Naked on the stage

courtesy of

courtesy of

In some basic way it is our imperfections and even our pain that draws others close to us. ~Rachel Naomi Remen

This quote was my ultimate comfort over the weekend when I gave a presentation on my experience participating in IBM’s Corporate Service Corps at the Society for Industrial and Organizational Psychology Leading Edge Consortium this past Friday. I was standing at the podium in front of a crowd of a roughly 250 people when I somehow detached from the person who was speaking and heard myself talking, like I was a fly on the wall observing some woman I did not know. Naturally, I then proceeded to lose my train of thought. I thought I might just die in that moment. The pause caused by the emptiness in my head seemed to go on forever. I couldn’t just stand there in complete and utter silence.

So I fessed up. I smiled at the audience and just told them the truth. I lost my place.

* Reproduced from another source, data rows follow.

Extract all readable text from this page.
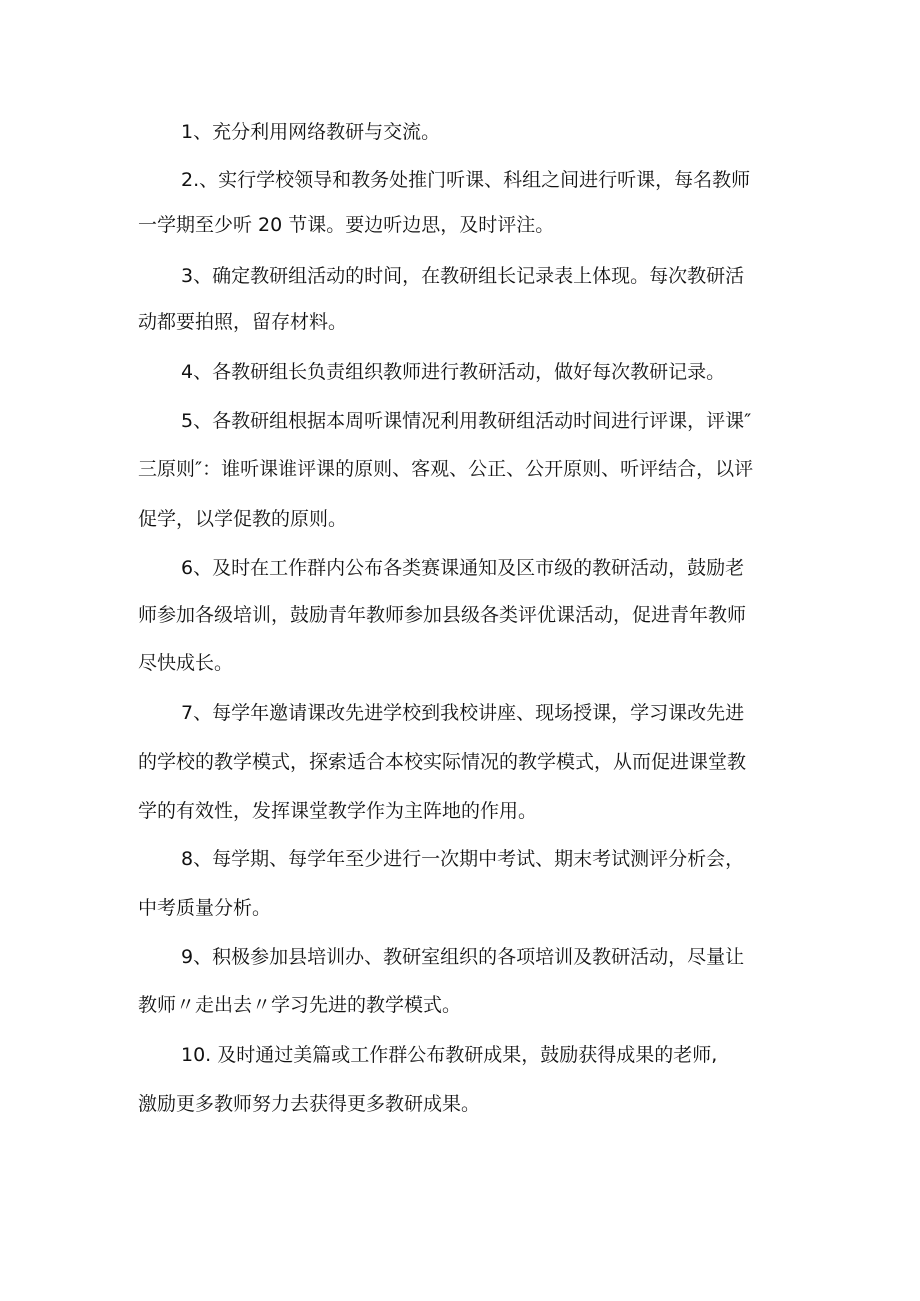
1、充分利用网络教研与交流。
2.、实行学校领导和教务处推门听课、科组之间进行听课，每名教师
一学期至少听 20 节课。要边听边思，及时评注。
3、确定教研组活动的时间，在教研组长记录表上体现。每次教研活
动都要拍照，留存材料。
4、各教研组长负责组织教师进行教研活动，做好每次教研记录。
5、各教研组根据本周听课情况利用教研组活动时间进行评课，评课″
三原则″：谁听课谁评课的原则、客观、公正、公开原则、听评结合，以评
促学，以学促教的原则。
6、及时在工作群内公布各类赛课通知及区市级的教研活动，鼓励老
师参加各级培训，鼓励青年教师参加县级各类评优课活动，促进青年教师
尽快成长。
7、每学年邀请课改先进学校到我校讲座、现场授课，学习课改先进
的学校的教学模式，探索适合本校实际情况的教学模式，从而促进课堂教
学的有效性，发挥课堂教学作为主阵地的作用。
8、每学期、每学年至少进行一次期中考试、期末考试测评分析会，
中考质量分析。
9、积极参加县培训办、教研室组织的各项培训及教研活动，尽量让
教师〃走出去〃学习先进的教学模式。
10. 及时通过美篇或工作群公布教研成果，鼓励获得成果的老师,
激励更多教师努力去获得更多教研成果。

Somewhere inside I must have sinc’ed up with my intention to connect with the audience by being real. Rachel’s kind words must have been whispering to my heart. It didn’t hurt that a colleague had shared Garr Reynolds book with me during the week to connect me with the power of nakedness (see The Naked Presenter: Delivering Powerful Presentations With or Without Slides). I haven’t quite stopped evaluating my ‘performance’ (oh, the tendency to judge and criticize is so powerful!).  However, I did receive affirmation from people after my session that I’d had the impact I was looking for. I wanted to hug the man who thanked me for my authenticity. I was never sure if he was talking about my blunder or the story I told that made me choke up. Guess it doesn’t really matter.

 In our deepest moments of struggle, frustration, fear, and confusion, we are being called up on to reach in and touch our hearts. ~Ruth Fishel


4 thoughts on “Naked on the stage

  1. ‘People may forget what you said, but the will never forget how you made them feel’ – I sense your performance here left a lasting (and yes, positive) mark of your auhenticity – as do your blogs. Quench the ever measuring competitive ego’s little voice!

    • Love that remark, Torben and couldn’t agree more. It is how we feel that we remember (the old idea that any experience we have is 30% rational and 70% emotional in how we judge it). Vicki, I am so proud of you in so many ways. Glad I stopped by today because I’m going to have an interesting work event and this will help me reset my barriers. (ie lower them.) You give me not only the inspiration to do that, but the courage.